1st – 3rd August
After trekking to Y Not Festival every year since 2009, I had a self-intervention and said I wouldn’t go in 2014. I would save my money and try out some smaller festivals instead… That didn’t work out.
Instead, I once again found myself being drawn to deepest darkest Derbyshire along with roughly 10,000 other people. The festival was sold out, and the site had morphed to cope with demand. Sure, there were still all the same stages and bars, but with some nice extras added on, including a load more food stalls and a funfair complete with Ferris wheel.
The festival has grown up a lot since my first year, so it stands to reason that it has become a little bit more corporate. I still reserve the right to complain though. Sure, there are still bars that sell local ales, but the main bar, Dolly Dagger’s bar, has gone all Hobgoblin, and it seems like the big-festival-bar staple has well and truly taken over.
Y Not’s main selling point was always its bands, though, and by the time I got there the staggeringly diverse bill was already in full swing. Kicking off my festival was Sonic Boom Six, who commanded the crowd like DJs at some futuristic rave. It wasn’t even teatime yet, but they had the crowd going mental, and set the tone for a great weekend to come.
Another Friday highlight was the ever-brilliant Spector. Their set included triumphant outings of a few of their early singles like indie disco staple ‘Chevy Thunder,’ as well as some great-sounding new tracks.
Closing the first real day was White Lies, who I must admit I used to be a little bit obsessed with, so my hopes were high. I was in no way disappointed. Their music is atmospheric enough on CD, but when it is coupled with a great live atmosphere, and ethereal light show, it was simply jaw dropping. As well as tracks from their well-loved debut, they took the perhaps risky decision to show off some of their more lesser-known songs too. It paid off though, and the good mix of tracks just added to the atmosphere.
Saturday was a day of brilliant bands, almost none of which were on the main stage. Starting off the day was Beans on Toast, who is definitely on my shortlist for best live act.

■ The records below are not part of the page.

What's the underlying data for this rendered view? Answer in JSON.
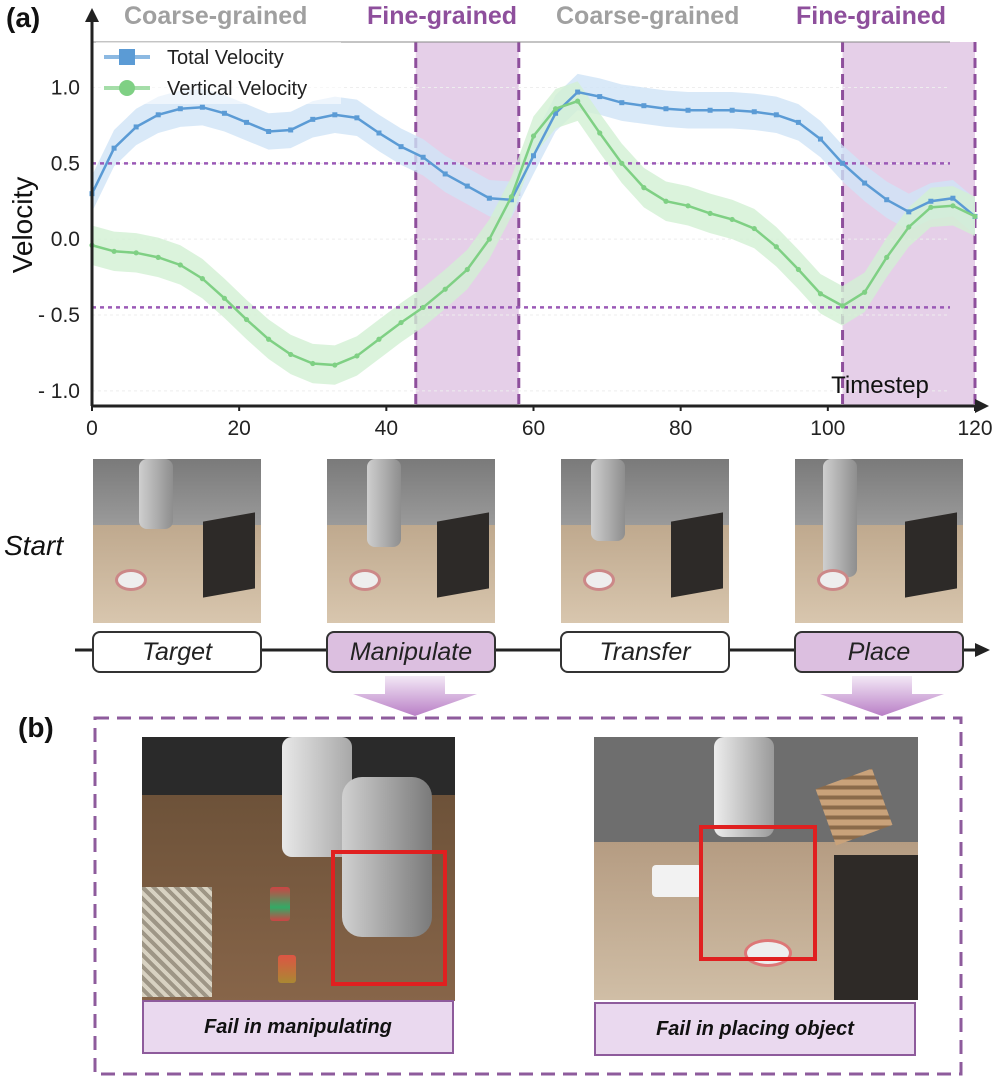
{
  "panel_a_label": "(a)",
  "panel_b_label": "(b)",
  "phase_titles": [
    "Coarse-grained",
    "Fine-grained",
    "Coarse-grained",
    "Fine-grained"
  ],
  "colors": {
    "coarse": "#a0a0a0",
    "fine": "#8e4f9c",
    "fine_band": "#dcbfe0",
    "total": "#5b9bd5",
    "total_band": "#cfe3f6",
    "vertical": "#7fd084",
    "vertical_band": "#d2f0d3",
    "threshold": "#9b59b6",
    "fail_box": "#e02020"
  },
  "chart_data": {
    "type": "line",
    "xlabel": "Timestep",
    "ylabel": "Velocity",
    "xlim": [
      0,
      120
    ],
    "ylim": [
      -1.1,
      1.3
    ],
    "xticks": [
      0,
      20,
      40,
      60,
      80,
      100,
      120
    ],
    "yticks": [
      1.0,
      0.5,
      0.0,
      -0.5,
      -1.0
    ],
    "ytick_labels": [
      "1.0",
      "0.5",
      "0.0",
      "- 0.5",
      "- 1.0"
    ],
    "fine_grained_regions": [
      [
        44,
        58
      ],
      [
        102,
        120
      ]
    ],
    "threshold_lines": [
      0.5,
      -0.45
    ],
    "legend": "top-left",
    "series": [
      {
        "name": "Total Velocity",
        "marker": "square",
        "x": [
          0,
          3,
          6,
          9,
          12,
          15,
          18,
          21,
          24,
          27,
          30,
          33,
          36,
          39,
          42,
          45,
          48,
          51,
          54,
          57,
          60,
          63,
          66,
          69,
          72,
          75,
          78,
          81,
          84,
          87,
          90,
          93,
          96,
          99,
          102,
          105,
          108,
          111,
          114,
          117,
          120
        ],
        "values": [
          0.3,
          0.6,
          0.74,
          0.82,
          0.86,
          0.87,
          0.83,
          0.77,
          0.71,
          0.72,
          0.79,
          0.82,
          0.8,
          0.7,
          0.61,
          0.54,
          0.43,
          0.35,
          0.27,
          0.26,
          0.55,
          0.83,
          0.97,
          0.94,
          0.9,
          0.88,
          0.86,
          0.85,
          0.85,
          0.85,
          0.84,
          0.82,
          0.77,
          0.66,
          0.5,
          0.37,
          0.26,
          0.18,
          0.25,
          0.27,
          0.15
        ],
        "band": 0.12
      },
      {
        "name": "Vertical Velocity",
        "marker": "circle",
        "x": [
          0,
          3,
          6,
          9,
          12,
          15,
          18,
          21,
          24,
          27,
          30,
          33,
          36,
          39,
          42,
          45,
          48,
          51,
          54,
          57,
          60,
          63,
          66,
          69,
          72,
          75,
          78,
          81,
          84,
          87,
          90,
          93,
          96,
          99,
          102,
          105,
          108,
          111,
          114,
          117,
          120
        ],
        "values": [
          -0.04,
          -0.08,
          -0.09,
          -0.12,
          -0.17,
          -0.26,
          -0.39,
          -0.53,
          -0.66,
          -0.76,
          -0.82,
          -0.83,
          -0.77,
          -0.66,
          -0.55,
          -0.45,
          -0.33,
          -0.2,
          0.0,
          0.28,
          0.68,
          0.86,
          0.91,
          0.7,
          0.5,
          0.34,
          0.25,
          0.22,
          0.17,
          0.13,
          0.07,
          -0.05,
          -0.2,
          -0.36,
          -0.44,
          -0.35,
          -0.12,
          0.08,
          0.21,
          0.22,
          0.15
        ],
        "band": 0.13
      }
    ]
  },
  "timeline": {
    "start_label": "Start",
    "stages": [
      {
        "label": "Target",
        "fine": false
      },
      {
        "label": "Manipulate",
        "fine": true
      },
      {
        "label": "Transfer",
        "fine": false
      },
      {
        "label": "Place",
        "fine": true
      }
    ]
  },
  "failures": [
    {
      "caption": "Fail in manipulating"
    },
    {
      "caption": "Fail in placing object"
    }
  ]
}
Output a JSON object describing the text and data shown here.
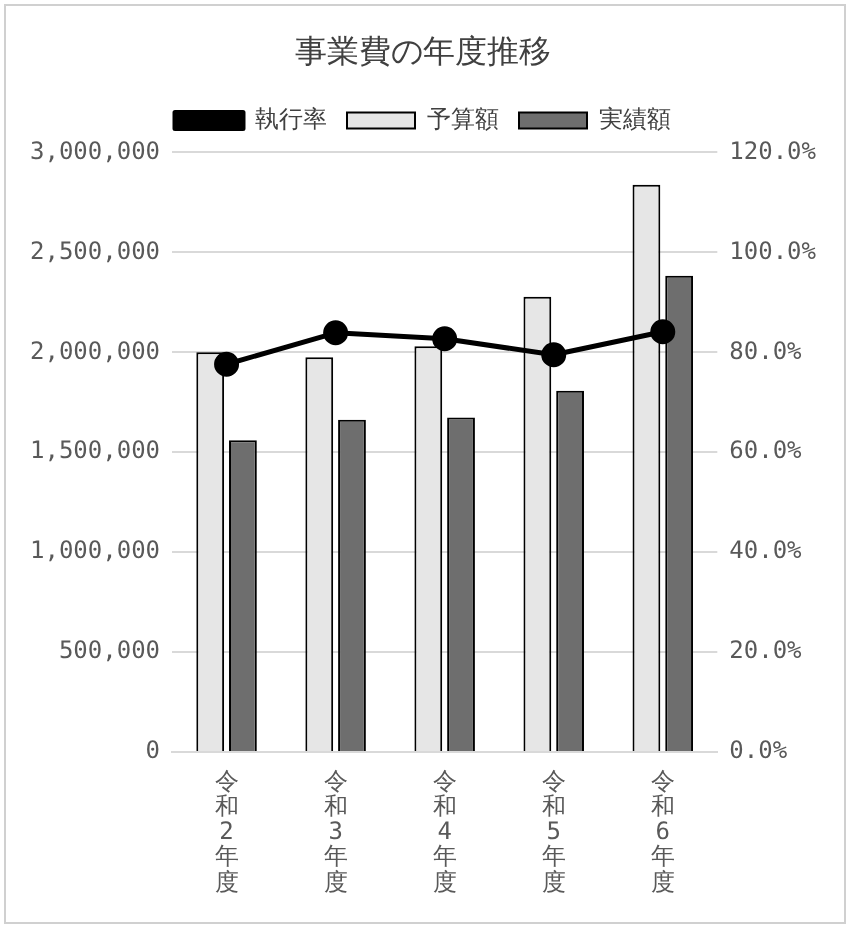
{
  "chart_data": {
    "type": "bar",
    "title": "事業費の年度推移",
    "categories": [
      "令和2年度",
      "令和3年度",
      "令和4年度",
      "令和5年度",
      "令和6年度"
    ],
    "series": [
      {
        "name": "予算額",
        "color": "#e6e6e6",
        "values": [
          2000000,
          1975000,
          2030000,
          2278000,
          2838000
        ]
      },
      {
        "name": "実績額",
        "color": "#6e6e6e",
        "values": [
          1560000,
          1662000,
          1673000,
          1808000,
          2383000
        ]
      },
      {
        "name": "執行率",
        "type": "line",
        "axis": "y2",
        "color": "#000000",
        "values": [
          77.6,
          83.9,
          82.7,
          79.5,
          84.1
        ]
      }
    ],
    "ylim": [
      0,
      3000000
    ],
    "yticks": [
      {
        "value": 0,
        "label": "0"
      },
      {
        "value": 500000,
        "label": "500,000"
      },
      {
        "value": 1000000,
        "label": "1,000,000"
      },
      {
        "value": 1500000,
        "label": "1,500,000"
      },
      {
        "value": 2000000,
        "label": "2,000,000"
      },
      {
        "value": 2500000,
        "label": "2,500,000"
      },
      {
        "value": 3000000,
        "label": "3,000,000"
      }
    ],
    "y2lim": [
      0,
      120
    ],
    "y2ticks": [
      {
        "value": 0,
        "label": "0.0%"
      },
      {
        "value": 20,
        "label": "20.0%"
      },
      {
        "value": 40,
        "label": "40.0%"
      },
      {
        "value": 60,
        "label": "60.0%"
      },
      {
        "value": 80,
        "label": "80.0%"
      },
      {
        "value": 100,
        "label": "100.0%"
      },
      {
        "value": 120,
        "label": "120.0%"
      }
    ],
    "grid": "y",
    "legend": "top",
    "marker": "circle",
    "line_style": "solid"
  }
}
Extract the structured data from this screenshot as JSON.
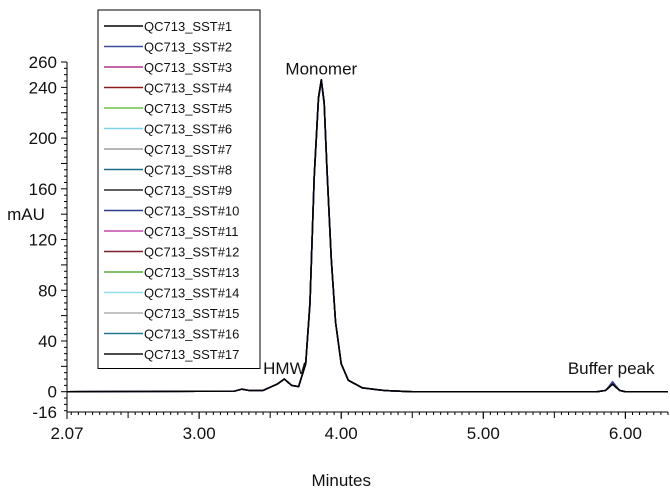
{
  "chart_data": {
    "type": "line",
    "title": "",
    "xlabel": "Minutes",
    "ylabel": "mAU",
    "xlim": [
      2.07,
      6.3
    ],
    "ylim": [
      -16,
      260
    ],
    "x_ticks": [
      2.07,
      3.0,
      4.0,
      5.0,
      6.0
    ],
    "x_tick_labels": [
      "2.07",
      "3.00",
      "4.00",
      "5.00",
      "6.00"
    ],
    "y_ticks": [
      -16,
      0,
      40,
      80,
      120,
      160,
      200,
      240,
      260
    ],
    "y_tick_labels": [
      "-16",
      "0",
      "40",
      "80",
      "120",
      "160",
      "200",
      "240",
      "260"
    ],
    "legend_position": "top-left",
    "grid": false,
    "annotations": [
      {
        "text": "Monomer",
        "x": 3.86,
        "y": 250
      },
      {
        "text": "HMW",
        "x": 3.6,
        "y": 14
      },
      {
        "text": "Buffer peak",
        "x": 5.9,
        "y": 14
      }
    ],
    "peaks": [
      {
        "label": "HMW",
        "x": 3.61,
        "y": 10
      },
      {
        "label": "Monomer",
        "x": 3.86,
        "y": 246
      },
      {
        "label": "Buffer peak",
        "x": 5.91,
        "y": 6
      }
    ],
    "x": [
      2.07,
      3.25,
      3.3,
      3.35,
      3.45,
      3.55,
      3.6,
      3.65,
      3.7,
      3.75,
      3.78,
      3.81,
      3.84,
      3.86,
      3.88,
      3.9,
      3.93,
      3.96,
      4.0,
      4.05,
      4.15,
      4.3,
      4.5,
      5.8,
      5.86,
      5.89,
      5.91,
      5.93,
      5.96,
      6.0,
      6.3
    ],
    "series": [
      {
        "name": "QC713_SST#1",
        "color": "#000000",
        "values": [
          0,
          0.5,
          2,
          1,
          1,
          6,
          10,
          5,
          4,
          22,
          70,
          170,
          232,
          246,
          228,
          175,
          105,
          55,
          22,
          9,
          3,
          1,
          0,
          0,
          1,
          4,
          6,
          4,
          1,
          0,
          0
        ]
      },
      {
        "name": "QC713_SST#2",
        "color": "#3b4a9c",
        "values": [
          0,
          0.5,
          2,
          1,
          1,
          6,
          10,
          5,
          4,
          22,
          69,
          169,
          231,
          245,
          227,
          174,
          104,
          55,
          22,
          9,
          3,
          1,
          0,
          0,
          1,
          5,
          8,
          5,
          1,
          0,
          0
        ]
      },
      {
        "name": "QC713_SST#3",
        "color": "#b0338c",
        "values": [
          0,
          0.5,
          2,
          1,
          1,
          6,
          10,
          5,
          4,
          22,
          69,
          169,
          231,
          245,
          227,
          174,
          104,
          55,
          22,
          9,
          3,
          1,
          0,
          0,
          1,
          4,
          7,
          4,
          1,
          0,
          0
        ]
      },
      {
        "name": "QC713_SST#4",
        "color": "#8b1a1a",
        "values": [
          0,
          0.5,
          2,
          1,
          1,
          6,
          10,
          5,
          4,
          22,
          70,
          170,
          232,
          246,
          228,
          175,
          105,
          55,
          22,
          9,
          3,
          1,
          0,
          0,
          1,
          4,
          6,
          4,
          1,
          0,
          0
        ]
      },
      {
        "name": "QC713_SST#5",
        "color": "#6cc04a",
        "values": [
          0,
          0.5,
          2,
          1,
          1,
          6,
          10,
          5,
          4,
          22,
          69,
          169,
          231,
          245,
          227,
          174,
          104,
          55,
          22,
          9,
          3,
          1,
          0,
          0,
          1,
          4,
          6,
          4,
          1,
          0,
          0
        ]
      },
      {
        "name": "QC713_SST#6",
        "color": "#7fd3e8",
        "values": [
          0,
          0.5,
          2,
          1,
          1,
          6,
          10,
          5,
          4,
          22,
          70,
          170,
          232,
          246,
          228,
          175,
          105,
          55,
          22,
          9,
          3,
          1,
          0,
          0,
          1,
          4,
          6,
          4,
          1,
          0,
          0
        ]
      },
      {
        "name": "QC713_SST#7",
        "color": "#9e9e9e",
        "values": [
          0,
          0.5,
          2,
          1,
          1,
          6,
          10,
          5,
          4,
          22,
          69,
          169,
          231,
          245,
          227,
          174,
          104,
          55,
          22,
          9,
          3,
          1,
          0,
          0,
          1,
          4,
          6,
          4,
          1,
          0,
          0
        ]
      },
      {
        "name": "QC713_SST#8",
        "color": "#1a6e8a",
        "values": [
          0,
          0.5,
          2,
          1,
          1,
          6,
          10,
          5,
          4,
          22,
          70,
          170,
          232,
          246,
          228,
          175,
          105,
          55,
          22,
          9,
          3,
          1,
          0,
          0,
          1,
          4,
          6,
          4,
          1,
          0,
          0
        ]
      },
      {
        "name": "QC713_SST#9",
        "color": "#2b2b2b",
        "values": [
          0,
          0.5,
          2,
          1,
          1,
          6,
          10,
          5,
          4,
          22,
          69,
          169,
          231,
          245,
          227,
          174,
          104,
          55,
          22,
          9,
          3,
          1,
          0,
          0,
          1,
          4,
          6,
          4,
          1,
          0,
          0
        ]
      },
      {
        "name": "QC713_SST#10",
        "color": "#2e3a8c",
        "values": [
          0,
          0.5,
          2,
          1,
          1,
          6,
          10,
          5,
          4,
          22,
          70,
          170,
          232,
          246,
          228,
          175,
          105,
          55,
          22,
          9,
          3,
          1,
          0,
          0,
          1,
          4,
          6,
          4,
          1,
          0,
          0
        ]
      },
      {
        "name": "QC713_SST#11",
        "color": "#c04aa8",
        "values": [
          0,
          0.5,
          2,
          1,
          1,
          6,
          10,
          5,
          4,
          22,
          69,
          169,
          231,
          245,
          227,
          174,
          104,
          55,
          22,
          9,
          3,
          1,
          0,
          0,
          1,
          4,
          6,
          4,
          1,
          0,
          0
        ]
      },
      {
        "name": "QC713_SST#12",
        "color": "#7a1f2b",
        "values": [
          0,
          0.5,
          2,
          1,
          1,
          6,
          10,
          5,
          4,
          22,
          70,
          170,
          232,
          246,
          228,
          175,
          105,
          55,
          22,
          9,
          3,
          1,
          0,
          0,
          1,
          4,
          6,
          4,
          1,
          0,
          0
        ]
      },
      {
        "name": "QC713_SST#13",
        "color": "#5aa83a",
        "values": [
          0,
          0.5,
          2,
          1,
          1,
          6,
          10,
          5,
          4,
          22,
          69,
          169,
          231,
          245,
          227,
          174,
          104,
          55,
          22,
          9,
          3,
          1,
          0,
          0,
          1,
          4,
          6,
          4,
          1,
          0,
          0
        ]
      },
      {
        "name": "QC713_SST#14",
        "color": "#8fdcec",
        "values": [
          0,
          0.5,
          2,
          1,
          1,
          6,
          10,
          5,
          4,
          22,
          70,
          170,
          232,
          246,
          228,
          175,
          105,
          55,
          22,
          9,
          3,
          1,
          0,
          0,
          1,
          4,
          6,
          4,
          1,
          0,
          0
        ]
      },
      {
        "name": "QC713_SST#15",
        "color": "#b0b0b0",
        "values": [
          0,
          0.5,
          2,
          1,
          1,
          6,
          10,
          5,
          4,
          22,
          69,
          169,
          231,
          245,
          227,
          174,
          104,
          55,
          22,
          9,
          3,
          1,
          0,
          0,
          1,
          4,
          6,
          4,
          1,
          0,
          0
        ]
      },
      {
        "name": "QC713_SST#16",
        "color": "#1f7a8c",
        "values": [
          0,
          0.5,
          2,
          1,
          1,
          6,
          10,
          5,
          4,
          22,
          70,
          170,
          232,
          246,
          228,
          175,
          105,
          55,
          22,
          9,
          3,
          1,
          0,
          0,
          1,
          4,
          6,
          4,
          1,
          0,
          0
        ]
      },
      {
        "name": "QC713_SST#17",
        "color": "#111111",
        "values": [
          0,
          0.5,
          2,
          1,
          1,
          6,
          10,
          5,
          4,
          22,
          70,
          170,
          232,
          246,
          228,
          175,
          105,
          55,
          22,
          9,
          3,
          1,
          0,
          0,
          1,
          4,
          6,
          4,
          1,
          0,
          0
        ]
      }
    ]
  }
}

He led the crowd in sing-alongs about chickens, Glastonbury and poverty. Sure, there were some little slip ups, but if you were expecting Jay McAllister to be technically perfect then you’re completely missing out on one of the best parts of his show.
My only trip to the main stage on Saturday came in the form of a trip to see Catfish and the Bottlemen. I can only see good things in these guys’ future, and their Strokes-esque indie rock almost seems to be built for stadiums (or the Derbyshire countryside).
You know earlier on, when I called the bill ‘staggeringly diverse?’ I wasn’t joking. Saturday night saw Dizzee Rascal on the Main Stage going head to head with the Blackout, who were headlining the Giant Squid. I personally opted to see the Blackout, and I don’t regret it at all. Their set was completely electric – explosive, loud and full of unbridled energy that literally brought the whole tent to their knees.
Unlike some of the other bands across the weekend, the Blackout actually acknowledged the crowd. Even more than that though, they made the whole gig feel special. Rather than giving a few lame high fives to the front row frontman Sean Smith opted to shatter the ever-increasing fourth wall between act and crowd. By the end of their second track he was right at the back of the tent serenading the sound guys and starting mini circle pits, and it just got more mental from then on.
On Sunday the sun came out, and despite some close calls, decided to stay. It was a pretty chilled day, and it seemed like everybody was resting up for the main attraction, Mr. Frank Turner, along with his Sleeping Souls. The charged act sure was a change of pace, but everybody seemed up for it. In fact, the folk-punk singer seemed to have the crowd in the palm of his hand, and big-hitters ‘Recovery’ and ‘Photosynthesis’ create huge sing-alongs, with almost everybody joining in.
As the band plays their final chords, a melancholy comes over the site, and you can almost hear hearts breaking that such a great weekend is over.
I should stop resisting, Y Not is here to stay.